Vous accusez Emmanuel Macron d’avoir « cramé la caisse », mais l’ex-ministre (LR) du Budget, Éric Woerth…
(Elle coupe)… l’avait dit aussi. Il a changé d’avis.
Éric Woerth a décidé de soutenir Macron. Vous dénoncez le manque de résultats du président sortant sur l’immigration. Mais la maire de Calais, Natacha Bouchart, le soutient aussi. Avez-vous un problème de crédibilité dans votre propre camp ?
J’appelle les Français à regarder la réalité en face, celle d’une France passoire: 272 000 titres de séjour accordés en2021, un niveau record. Que certains élus aient besoin du soutien du gouvernement dans leur action quotidienne, c’est possible. Mais que nous devions reprendre le contrôle des frontières, c’est un fait. L’immigration incontrôlée et l’intégration ratée sont en train de disloquer notre nation. C’est pour cela que je veux des quotas migratoires, des contrôles et le départ des clandestins. J’aiderai aussi les pays européens, en première ligne face à la Turquie ou à la Biélorussie, qui souhaitent construire des barrières voire des murs.

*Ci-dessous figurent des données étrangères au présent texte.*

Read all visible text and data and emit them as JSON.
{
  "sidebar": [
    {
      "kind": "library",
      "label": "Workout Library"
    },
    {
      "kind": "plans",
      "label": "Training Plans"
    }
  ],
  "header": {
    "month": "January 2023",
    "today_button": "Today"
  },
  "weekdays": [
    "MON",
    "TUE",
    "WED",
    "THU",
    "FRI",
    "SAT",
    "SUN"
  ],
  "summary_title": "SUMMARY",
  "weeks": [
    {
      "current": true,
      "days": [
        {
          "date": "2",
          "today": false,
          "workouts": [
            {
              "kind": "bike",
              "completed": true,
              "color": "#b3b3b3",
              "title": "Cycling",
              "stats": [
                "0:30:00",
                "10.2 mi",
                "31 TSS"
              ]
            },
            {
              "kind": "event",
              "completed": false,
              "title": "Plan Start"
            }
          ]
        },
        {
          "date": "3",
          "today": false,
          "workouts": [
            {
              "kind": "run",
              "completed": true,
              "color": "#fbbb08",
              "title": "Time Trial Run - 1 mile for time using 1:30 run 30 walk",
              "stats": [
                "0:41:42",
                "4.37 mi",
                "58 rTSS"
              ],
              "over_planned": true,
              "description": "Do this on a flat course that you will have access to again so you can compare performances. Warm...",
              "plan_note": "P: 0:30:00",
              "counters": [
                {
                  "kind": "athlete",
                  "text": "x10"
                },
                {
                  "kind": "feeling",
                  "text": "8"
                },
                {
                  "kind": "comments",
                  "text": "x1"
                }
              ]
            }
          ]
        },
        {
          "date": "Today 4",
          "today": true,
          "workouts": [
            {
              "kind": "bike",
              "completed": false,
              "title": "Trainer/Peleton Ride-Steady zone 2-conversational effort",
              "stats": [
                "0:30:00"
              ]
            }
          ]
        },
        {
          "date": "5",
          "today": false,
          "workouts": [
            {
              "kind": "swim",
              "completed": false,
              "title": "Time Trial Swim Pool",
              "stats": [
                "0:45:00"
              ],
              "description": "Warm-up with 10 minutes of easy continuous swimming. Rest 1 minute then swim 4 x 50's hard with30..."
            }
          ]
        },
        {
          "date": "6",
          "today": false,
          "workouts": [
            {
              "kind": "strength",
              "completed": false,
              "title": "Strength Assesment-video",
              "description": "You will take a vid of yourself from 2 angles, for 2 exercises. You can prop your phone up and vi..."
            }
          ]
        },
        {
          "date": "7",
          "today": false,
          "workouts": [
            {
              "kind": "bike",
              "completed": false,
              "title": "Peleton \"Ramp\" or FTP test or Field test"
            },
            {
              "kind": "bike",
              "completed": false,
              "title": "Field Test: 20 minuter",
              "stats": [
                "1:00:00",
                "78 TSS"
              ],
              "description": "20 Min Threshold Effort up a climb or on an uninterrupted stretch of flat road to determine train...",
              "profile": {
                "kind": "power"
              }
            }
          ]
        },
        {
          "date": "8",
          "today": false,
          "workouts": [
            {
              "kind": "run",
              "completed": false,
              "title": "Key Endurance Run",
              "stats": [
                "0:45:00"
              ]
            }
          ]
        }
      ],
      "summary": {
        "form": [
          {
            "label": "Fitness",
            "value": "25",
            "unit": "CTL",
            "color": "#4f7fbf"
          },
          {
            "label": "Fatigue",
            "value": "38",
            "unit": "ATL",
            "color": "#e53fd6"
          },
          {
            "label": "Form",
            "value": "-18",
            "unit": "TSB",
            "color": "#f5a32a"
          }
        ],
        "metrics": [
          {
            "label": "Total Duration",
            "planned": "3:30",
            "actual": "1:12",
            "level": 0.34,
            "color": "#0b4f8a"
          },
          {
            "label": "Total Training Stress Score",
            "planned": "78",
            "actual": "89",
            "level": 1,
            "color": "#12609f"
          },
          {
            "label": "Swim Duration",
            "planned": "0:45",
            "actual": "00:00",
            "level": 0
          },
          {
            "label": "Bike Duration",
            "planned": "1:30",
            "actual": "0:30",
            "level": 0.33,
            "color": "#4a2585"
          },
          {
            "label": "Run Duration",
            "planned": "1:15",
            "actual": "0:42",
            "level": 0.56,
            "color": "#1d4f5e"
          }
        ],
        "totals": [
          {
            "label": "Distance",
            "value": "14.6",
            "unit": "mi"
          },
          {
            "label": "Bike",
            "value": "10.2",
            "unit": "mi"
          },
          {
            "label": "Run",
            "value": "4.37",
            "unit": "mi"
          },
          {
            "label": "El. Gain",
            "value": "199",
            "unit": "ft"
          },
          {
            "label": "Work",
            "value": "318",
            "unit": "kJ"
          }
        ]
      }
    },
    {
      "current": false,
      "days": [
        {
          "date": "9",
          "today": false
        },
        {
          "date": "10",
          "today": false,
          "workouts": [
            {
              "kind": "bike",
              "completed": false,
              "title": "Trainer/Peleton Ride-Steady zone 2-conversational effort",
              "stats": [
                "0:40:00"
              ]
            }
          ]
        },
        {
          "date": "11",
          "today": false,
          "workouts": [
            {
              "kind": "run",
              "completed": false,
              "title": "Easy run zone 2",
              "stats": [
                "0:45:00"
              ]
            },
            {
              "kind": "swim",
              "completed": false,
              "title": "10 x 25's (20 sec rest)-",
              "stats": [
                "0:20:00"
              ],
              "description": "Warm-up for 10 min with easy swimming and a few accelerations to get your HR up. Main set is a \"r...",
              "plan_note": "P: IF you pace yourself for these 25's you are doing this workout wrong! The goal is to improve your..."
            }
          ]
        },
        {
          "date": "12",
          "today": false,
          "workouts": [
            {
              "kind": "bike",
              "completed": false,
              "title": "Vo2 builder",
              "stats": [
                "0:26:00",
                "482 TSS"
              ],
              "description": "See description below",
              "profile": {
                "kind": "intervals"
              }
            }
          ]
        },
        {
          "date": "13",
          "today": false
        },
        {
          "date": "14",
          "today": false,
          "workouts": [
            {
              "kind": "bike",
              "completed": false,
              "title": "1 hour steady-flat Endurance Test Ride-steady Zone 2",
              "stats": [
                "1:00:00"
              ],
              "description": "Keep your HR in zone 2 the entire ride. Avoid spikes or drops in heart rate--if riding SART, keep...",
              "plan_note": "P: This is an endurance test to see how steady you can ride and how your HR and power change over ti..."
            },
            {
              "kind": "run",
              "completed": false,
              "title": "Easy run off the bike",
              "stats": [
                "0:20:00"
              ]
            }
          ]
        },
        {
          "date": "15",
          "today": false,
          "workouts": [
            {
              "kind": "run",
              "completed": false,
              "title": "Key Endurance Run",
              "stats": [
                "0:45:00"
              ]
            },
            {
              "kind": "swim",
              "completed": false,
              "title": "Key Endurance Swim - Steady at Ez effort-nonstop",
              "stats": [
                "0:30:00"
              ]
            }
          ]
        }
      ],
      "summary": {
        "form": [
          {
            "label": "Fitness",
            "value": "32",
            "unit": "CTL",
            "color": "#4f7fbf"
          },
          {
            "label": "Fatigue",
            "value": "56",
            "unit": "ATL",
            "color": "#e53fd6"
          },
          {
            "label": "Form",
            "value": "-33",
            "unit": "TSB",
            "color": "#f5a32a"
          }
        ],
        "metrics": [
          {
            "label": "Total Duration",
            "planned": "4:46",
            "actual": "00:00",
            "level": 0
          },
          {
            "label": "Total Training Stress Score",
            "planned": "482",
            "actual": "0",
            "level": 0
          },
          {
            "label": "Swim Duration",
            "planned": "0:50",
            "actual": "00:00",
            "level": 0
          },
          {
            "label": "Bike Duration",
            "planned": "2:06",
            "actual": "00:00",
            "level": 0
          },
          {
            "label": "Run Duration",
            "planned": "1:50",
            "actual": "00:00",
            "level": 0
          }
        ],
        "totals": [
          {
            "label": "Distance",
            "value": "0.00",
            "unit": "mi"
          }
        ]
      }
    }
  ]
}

Vous attendiez-vous à ce que les coups viennent, aussi, de Nicolas Sarkozy, qui vous juge « inexistante » dans cette campagne selon Le Figaro ?

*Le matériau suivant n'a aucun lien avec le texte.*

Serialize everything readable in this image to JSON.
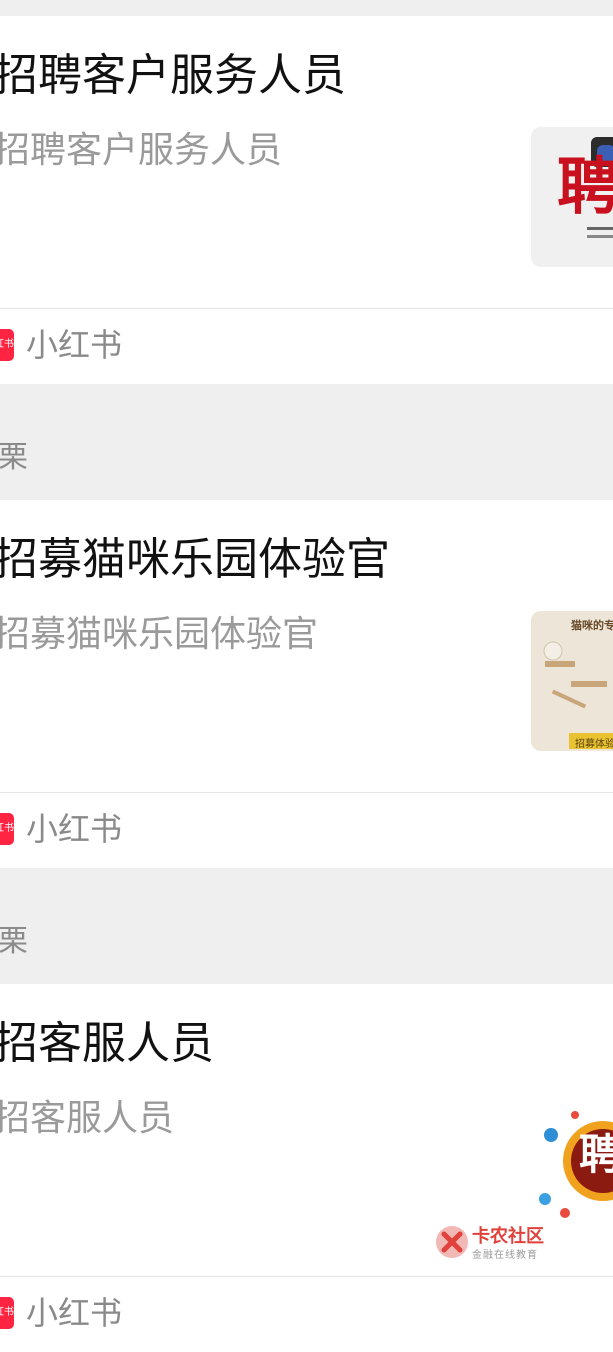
{
  "feed": {
    "items": [
      {
        "title": "招聘客户服务人员",
        "desc": "招聘客户服务人员",
        "thumb_text": "聘",
        "source_name": "小红书",
        "source_icon_text": "红书",
        "section_label": "栗"
      },
      {
        "title": "招募猫咪乐园体验官",
        "desc": "招募猫咪乐园体验官",
        "thumb_text": "猫咪的专属",
        "thumb_banner": "招募体验",
        "source_name": "小红书",
        "source_icon_text": "红书",
        "section_label": "栗"
      },
      {
        "title": "招客服人员",
        "desc": "招客服人员",
        "thumb_text": "聘",
        "source_name": "小红书",
        "source_icon_text": "红书"
      }
    ]
  },
  "watermark": {
    "name": "卡农社区",
    "subtitle": "金融在线教育"
  }
}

Je trace ma voie ! Ses conseils sont toujours utiles. Mais l’unité de notre famille est aussi importante. Je sais qu’il a cela à cœur.
Quel fut le meilleur des présidents de la Ve République selon vous ?
Il y a eu de très grands présidents de droite sous la Ve République. Mais pas encore de présidente.
On connaît la France de Macron, on imagine celle de Zemmour. Mais à quoi ressemblerait la France de Pécresse ?
Ce que je propose, c’est une nouvelle France, une France de l’ordre et de la concorde. Mon projet, c’est de protéger les Français, de reconstruire les piliers de notre nation, et de nous réinventer. Protéger les Français, c’est remettre de la sécurité, lancer un plan Orsec pour la justice, et reprendre le contrôle de nos frontières et de notre souveraineté. Je veux aussi reconstruire les piliers sur lesquels repose notre cohésion nationale et que les dix années Hollande-Macron ont abîmés: l’école, d’abord, et tous nos services publics en déshérence. L’enjeu pour la France, c’est de refaire nation. Emmanuel Macron a opposé les Français entre eux. Je veux les réunir. Pour cela, il faut leur redonner la parole. Je mettrai en place un véritable référendum d’initiative populaire pour que les Français puissent s’exprimer quand ils en ont besoin. Et qu’ils ne se sentent plus méprisés par le pouvoir.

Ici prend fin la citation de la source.